Tampoco puede olvidarse que López Obrador ha venido participando en la democracia desde que apoyó a su paisano Carlos Pellicer en su campaña para el Senado, en el lejano 1976.

Después de eso, él mismo fue candidato dos veces al gobierno de Tabasco; a la jefatura de Gobierno del Distrito Federal, la cual ganó, y dos veces a la Presidencia de la República. Y es muy probable que vuelva a competir por ese cargo en 2018, dependiendo de su salud y de la suerte que tenga su nuevo proyecto político, Morena.

Es decir, AMLO no ha sido alguien que apueste todo por la revolución, como lo hicieron muchos miembros históricos de la izquierda, desde Dionisio Encina hasta Lucio Cabañas.

No: López Obrador ha sido un hombre cuya participación en política ha estado ligada con la vía electoral.

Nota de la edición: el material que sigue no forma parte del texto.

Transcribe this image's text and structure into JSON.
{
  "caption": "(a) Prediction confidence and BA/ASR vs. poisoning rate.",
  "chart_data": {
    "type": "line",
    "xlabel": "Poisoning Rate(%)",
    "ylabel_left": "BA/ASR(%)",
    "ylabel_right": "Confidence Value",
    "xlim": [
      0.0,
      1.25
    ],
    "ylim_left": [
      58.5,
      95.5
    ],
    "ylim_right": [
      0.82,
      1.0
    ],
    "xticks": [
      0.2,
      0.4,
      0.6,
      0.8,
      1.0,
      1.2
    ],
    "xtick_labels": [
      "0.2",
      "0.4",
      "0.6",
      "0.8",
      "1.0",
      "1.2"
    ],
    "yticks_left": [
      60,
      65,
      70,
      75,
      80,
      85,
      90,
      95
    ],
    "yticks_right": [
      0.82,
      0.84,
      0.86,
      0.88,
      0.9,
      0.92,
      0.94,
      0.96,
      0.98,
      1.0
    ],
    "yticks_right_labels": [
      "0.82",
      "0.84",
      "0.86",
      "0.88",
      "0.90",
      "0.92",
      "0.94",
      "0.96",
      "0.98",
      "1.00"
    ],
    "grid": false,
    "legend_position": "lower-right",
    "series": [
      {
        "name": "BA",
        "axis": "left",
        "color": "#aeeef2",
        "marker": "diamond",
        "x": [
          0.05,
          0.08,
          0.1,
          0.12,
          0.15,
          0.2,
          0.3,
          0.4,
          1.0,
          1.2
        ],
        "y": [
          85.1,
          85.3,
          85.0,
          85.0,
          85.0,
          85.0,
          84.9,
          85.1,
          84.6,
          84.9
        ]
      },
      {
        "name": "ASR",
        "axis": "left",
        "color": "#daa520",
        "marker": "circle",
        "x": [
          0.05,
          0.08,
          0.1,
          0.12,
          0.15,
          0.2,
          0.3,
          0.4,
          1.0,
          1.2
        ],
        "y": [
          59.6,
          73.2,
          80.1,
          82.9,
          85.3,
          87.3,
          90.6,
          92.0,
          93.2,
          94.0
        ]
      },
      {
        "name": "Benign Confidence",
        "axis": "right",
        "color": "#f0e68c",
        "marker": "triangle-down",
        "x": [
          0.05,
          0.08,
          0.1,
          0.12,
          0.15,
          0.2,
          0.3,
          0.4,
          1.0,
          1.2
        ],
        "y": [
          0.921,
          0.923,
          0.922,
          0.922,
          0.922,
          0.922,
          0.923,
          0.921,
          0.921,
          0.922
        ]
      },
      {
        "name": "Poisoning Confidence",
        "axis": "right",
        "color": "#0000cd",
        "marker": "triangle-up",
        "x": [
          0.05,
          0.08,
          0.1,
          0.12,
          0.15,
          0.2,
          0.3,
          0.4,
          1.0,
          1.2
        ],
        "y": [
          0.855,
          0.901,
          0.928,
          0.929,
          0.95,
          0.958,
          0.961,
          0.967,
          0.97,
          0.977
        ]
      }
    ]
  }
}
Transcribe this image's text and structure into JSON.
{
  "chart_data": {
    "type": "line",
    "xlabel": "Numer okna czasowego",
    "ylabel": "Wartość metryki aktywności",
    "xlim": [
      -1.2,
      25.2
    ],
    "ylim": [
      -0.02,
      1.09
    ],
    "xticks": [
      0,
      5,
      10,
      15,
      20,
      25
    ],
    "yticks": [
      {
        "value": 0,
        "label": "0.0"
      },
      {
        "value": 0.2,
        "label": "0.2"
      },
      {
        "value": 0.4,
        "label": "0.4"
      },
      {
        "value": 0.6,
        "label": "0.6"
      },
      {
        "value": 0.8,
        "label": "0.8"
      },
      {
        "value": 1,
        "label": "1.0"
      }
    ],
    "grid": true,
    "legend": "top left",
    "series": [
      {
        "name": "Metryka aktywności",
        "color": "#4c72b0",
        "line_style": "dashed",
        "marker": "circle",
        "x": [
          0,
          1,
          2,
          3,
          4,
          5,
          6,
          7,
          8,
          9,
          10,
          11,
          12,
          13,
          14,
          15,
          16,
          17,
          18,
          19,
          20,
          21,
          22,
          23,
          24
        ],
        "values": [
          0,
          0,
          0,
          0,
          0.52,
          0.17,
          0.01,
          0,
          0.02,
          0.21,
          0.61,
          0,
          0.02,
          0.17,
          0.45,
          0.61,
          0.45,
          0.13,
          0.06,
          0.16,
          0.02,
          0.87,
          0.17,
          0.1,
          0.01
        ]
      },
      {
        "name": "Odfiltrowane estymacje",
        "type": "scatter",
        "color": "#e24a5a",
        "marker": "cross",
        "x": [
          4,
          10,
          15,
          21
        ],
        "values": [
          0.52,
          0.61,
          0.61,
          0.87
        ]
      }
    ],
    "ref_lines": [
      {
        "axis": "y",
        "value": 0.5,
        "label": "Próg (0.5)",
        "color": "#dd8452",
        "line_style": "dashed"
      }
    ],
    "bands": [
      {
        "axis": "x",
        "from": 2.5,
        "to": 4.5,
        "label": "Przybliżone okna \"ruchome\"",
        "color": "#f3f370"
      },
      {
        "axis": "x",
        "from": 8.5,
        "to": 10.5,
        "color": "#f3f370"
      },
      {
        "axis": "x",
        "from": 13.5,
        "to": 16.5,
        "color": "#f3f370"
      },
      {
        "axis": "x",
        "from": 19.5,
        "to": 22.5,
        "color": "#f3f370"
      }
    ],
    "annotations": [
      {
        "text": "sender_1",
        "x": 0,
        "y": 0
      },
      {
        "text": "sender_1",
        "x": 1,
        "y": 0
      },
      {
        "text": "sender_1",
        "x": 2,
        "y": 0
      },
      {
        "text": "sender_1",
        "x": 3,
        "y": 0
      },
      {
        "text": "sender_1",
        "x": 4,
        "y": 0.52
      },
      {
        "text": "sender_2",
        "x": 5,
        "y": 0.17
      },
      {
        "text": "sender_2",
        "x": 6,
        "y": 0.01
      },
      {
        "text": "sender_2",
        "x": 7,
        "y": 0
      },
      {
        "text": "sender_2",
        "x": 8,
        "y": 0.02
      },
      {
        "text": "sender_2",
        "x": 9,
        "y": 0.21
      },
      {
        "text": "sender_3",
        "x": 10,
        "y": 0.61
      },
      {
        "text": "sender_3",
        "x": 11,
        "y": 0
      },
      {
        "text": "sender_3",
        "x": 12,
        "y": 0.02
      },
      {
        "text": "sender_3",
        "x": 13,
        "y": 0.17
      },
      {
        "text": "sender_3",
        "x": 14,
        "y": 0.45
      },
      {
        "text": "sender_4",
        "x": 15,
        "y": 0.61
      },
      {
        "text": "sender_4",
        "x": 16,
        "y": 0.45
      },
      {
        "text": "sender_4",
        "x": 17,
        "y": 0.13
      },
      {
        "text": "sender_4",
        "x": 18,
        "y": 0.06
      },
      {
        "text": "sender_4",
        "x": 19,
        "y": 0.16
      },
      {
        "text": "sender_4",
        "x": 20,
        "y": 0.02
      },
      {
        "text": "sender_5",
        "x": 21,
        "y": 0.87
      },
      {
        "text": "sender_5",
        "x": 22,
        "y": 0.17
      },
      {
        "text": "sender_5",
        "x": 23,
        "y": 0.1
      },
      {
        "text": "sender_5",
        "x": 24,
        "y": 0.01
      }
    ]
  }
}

Y presuntamente seguirá ligada con ella, pues de eso trata la solicitud de registro que en la actualidad está construyendo para Morena.

El problema es que participa en la democracia probablemente sin creer en ella.

De que nuestra democracia es imperfecta, sin duda lo es. Pero sus imperfecciones benefician y perjudican a todos los partidos por igual. La cosa es que unos, mediante la maña o con la ayuda de la coyuntura, han logrado sobreponerse a esas imperfecciones o aprovecharlas mejor que otros.

Comparar a Enrique Peña Nieto con Porfirio Díaz es muy difícil de justificar desde el punto de vista histórico, pero sobre todo puede ser muy arriesgado para la causa de quien lo hace: hay muchos mexicanos que consideran a Díaz el mejor Presidente que ha tenido el país.

López Obrador y sus simpatizantes tienen el derecho —y yo diría incluso la obligación, en tanto oposición presente en las Cámaras— de oponerse a lo que consideren dañino para el país. Y proponerse revertir lo que en ese sentido haya aprobado el Congreso.

Lo que no se puede, en democracia, es hablar de derrocamiento cuando el resultado de un proceso de reforma constitucional —que hasta donde alcanzo a ver ha sido legal— no satisface o va contra las creencias propias.

Quien habla de derrocamiento tiene, irremediablemente, que abandonar la arena electoral. Y no porque así lo exija la democracia sino simplemente por congruencia.